Refiriéndose a no pocos elementos del pensamiento platónico, comienza a elaborar una
primera forma de teología cristiana. En efecto, tanto el nombre mismo como la idea de
teología en cuanto reflexión racional sobre Dios estaban ligados todavía hasta ese
momento a su origen griego. En la filosofía aristotélica, por ejemplo, con este nombre
se referían a la parte más noble y al verdadero culmen de la reflexión filosófica. Sin
embargo, a la luz de la Revelación cristiana lo que anteriormente designaba una doctrina
genérica sobre la divinidad adquirió un significado del todo nuevo, en cuanto definía
la reflexión que el creyente realizaba para expresar la verdadera doctrina sobre Dios.

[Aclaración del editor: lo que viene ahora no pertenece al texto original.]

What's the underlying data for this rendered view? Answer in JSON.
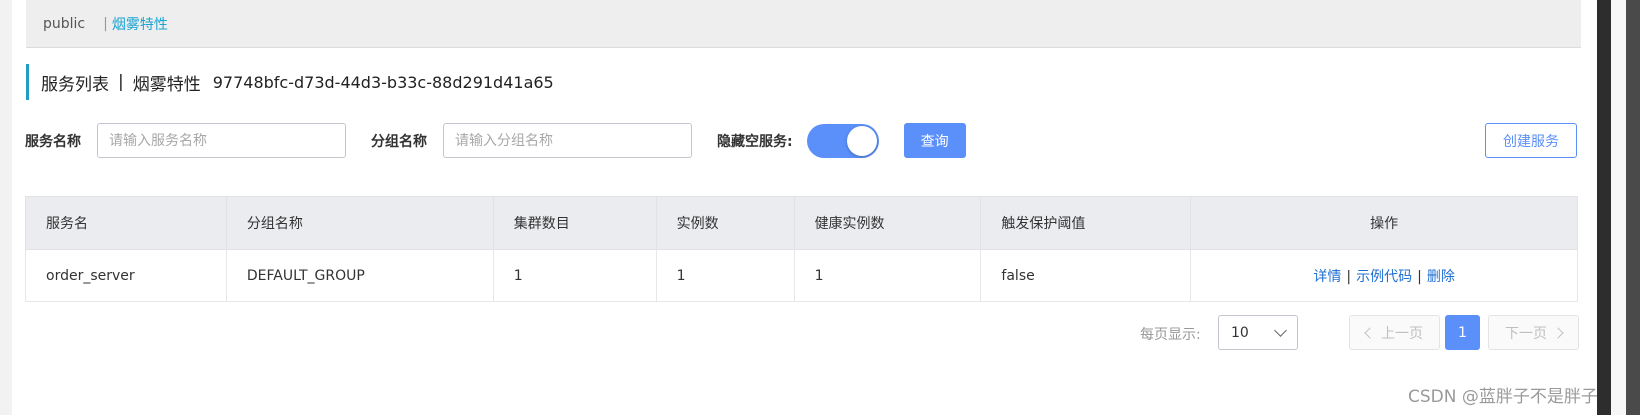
{
  "namespaces": {
    "items": [
      "public",
      "烟雾特性"
    ],
    "separator": "|",
    "active": "烟雾特性"
  },
  "title": {
    "main": "服务列表",
    "separator": "|",
    "namespace": "烟雾特性",
    "namespace_id": "97748bfc-d73d-44d3-b33c-88d291d41a65"
  },
  "filters": {
    "service_label": "服务名称",
    "service_placeholder": "请输入服务名称",
    "group_label": "分组名称",
    "group_placeholder": "请输入分组名称",
    "hide_empty_label": "隐藏空服务:",
    "hide_empty_on": true,
    "query_button": "查询",
    "create_button": "创建服务"
  },
  "table": {
    "headers": [
      "服务名",
      "分组名称",
      "集群数目",
      "实例数",
      "健康实例数",
      "触发保护阈值",
      "操作"
    ],
    "rows": [
      {
        "service": "order_server",
        "group": "DEFAULT_GROUP",
        "clusters": "1",
        "instances": "1",
        "healthy": "1",
        "threshold": "false",
        "ops": [
          "详情",
          "示例代码",
          "删除"
        ]
      }
    ],
    "ops_separator": "|"
  },
  "pagination": {
    "page_size_label": "每页显示:",
    "page_size": "10",
    "prev": "上一页",
    "current": "1",
    "next": "下一页"
  },
  "watermark": "CSDN @蓝胖子不是胖子",
  "colors": {
    "accent": "#5b8ff9",
    "namespace_active": "#1aa3d1",
    "link": "#1f6fd1"
  }
}
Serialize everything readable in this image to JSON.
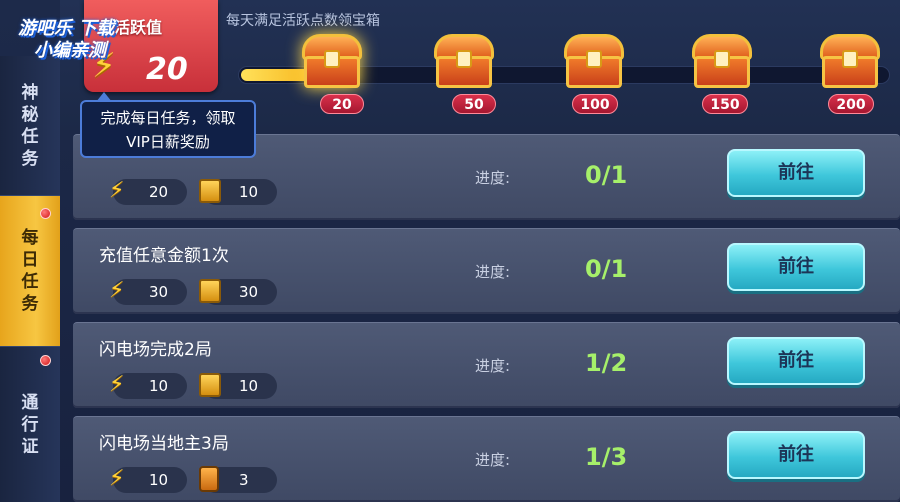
{
  "watermark": {
    "line1": "游吧乐 下载",
    "line2": "小编亲测"
  },
  "header": {
    "activity_title": "活跃值",
    "activity_value": "20",
    "description": "每天满足活跃点数领宝箱",
    "progress": 0.12
  },
  "tooltip": {
    "text": "完成每日任务，领取VIP日薪奖励"
  },
  "sidebar": {
    "items": [
      {
        "label": "神秘任务",
        "active": false,
        "dot": false
      },
      {
        "label": "每日任务",
        "active": true,
        "dot": true
      },
      {
        "label": "通行证",
        "active": false,
        "dot": true
      }
    ]
  },
  "chests": [
    {
      "label": "20",
      "icon": "treasure-chest-icon",
      "highlighted": true
    },
    {
      "label": "50",
      "icon": "treasure-chest-icon",
      "highlighted": false
    },
    {
      "label": "100",
      "icon": "treasure-chest-icon",
      "highlighted": false
    },
    {
      "label": "150",
      "icon": "treasure-chest-icon",
      "highlighted": false
    },
    {
      "label": "200",
      "icon": "treasure-chest-icon",
      "highlighted": false
    }
  ],
  "tasks": [
    {
      "title": "",
      "reward1": "20",
      "reward2": "10",
      "reward2_icon": "gold-card-icon",
      "progress_label": "进度:",
      "progress": "0/1",
      "button": "前往"
    },
    {
      "title": "充值任意金额1次",
      "reward1": "30",
      "reward2": "30",
      "reward2_icon": "gold-card-icon",
      "progress_label": "进度:",
      "progress": "0/1",
      "button": "前往"
    },
    {
      "title": "闪电场完成2局",
      "reward1": "10",
      "reward2": "10",
      "reward2_icon": "gold-card-icon",
      "progress_label": "进度:",
      "progress": "1/2",
      "button": "前往"
    },
    {
      "title": "闪电场当地主3局",
      "reward1": "10",
      "reward2": "3",
      "reward2_icon": "card-icon",
      "progress_label": "进度:",
      "progress": "1/3",
      "button": "前往"
    }
  ],
  "colors": {
    "accent": "#3fc7db",
    "active_tab": "#f7c642",
    "progress_green": "#a6f06a",
    "badge_red": "#c8303a"
  }
}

Este nuevo pensamiento cristiano que se estaba desarrollando hacía uso de la filosofía,
pero al mismo tiempo tendía a distinguirse claramente de ella. La historia muestra cómo
hasta el mismo pensamiento platónico asumido en la teología sufrió profundas
transformaciones, en particular por lo que se refiere a conceptos como la inmortalidad del
alma, la divinización del hombre y el origen del mal.
40. En esta obra de
cristianización del pensamiento platónico y neoplatónico, merecen una mención
particular los Padres Capadocios, Dionisio el Areopagita y, sobre todo, san Agustín. El
gran Doctor occidental había tenido contactos con diversas escuelas filosóficas, pero
todas le habían decepcionado. Cuando se encontró con la verdad de la fe cristiana, tuvo
la fuerza de realizar aquella conversión radical a la que los filósofos frecuentados
anteriormente no habían conseguido encaminarlo. El motivo lo cuenta él mismo: «Sin
embargo, desde esta época empecé ya a dar preferencia a la doctrina católica, porque me
parecía que aquí se mandaba con más modestia, y de ningún modo falazmente, creer lo
que no se demostraba Cfuese porque, aunque existiesen las pruebas, no había sujeto capaz
de ellas, fuese porque no existiesenC, que no allí, en donde se despreciaba la fe y se
prometía con temeraria arrogancia la ciencia y luego se obligaba a creer una infinidad de
fábulas absurdísimas que no podían demostrar».38 A los mismos platónicos, a quienes
mencionaba de modo privilegiado, Agustín reprochaba que, aun habiendo conocido la meta
hacia la que tender, habían ignorado sin embargo el camino que conduce a ella: el Verbo
encarnado.39 El Obispo de Hipona consiguió hacer la primera gran síntesis del
pensamiento filosófico y teológico en la que confluían las corrientes del pensamiento
griego y latino. En él además la gran unidad del saber, que encontraba su fundamento en
el pensamiento bíblico, fue confirmada y sostenida por la profundidad del pensamiento
especulativo. La síntesis llevada a cabo por san Agustín sería durante siglos la forma
más elevada de especulación filosófica y teológica que el Occidente haya conocido.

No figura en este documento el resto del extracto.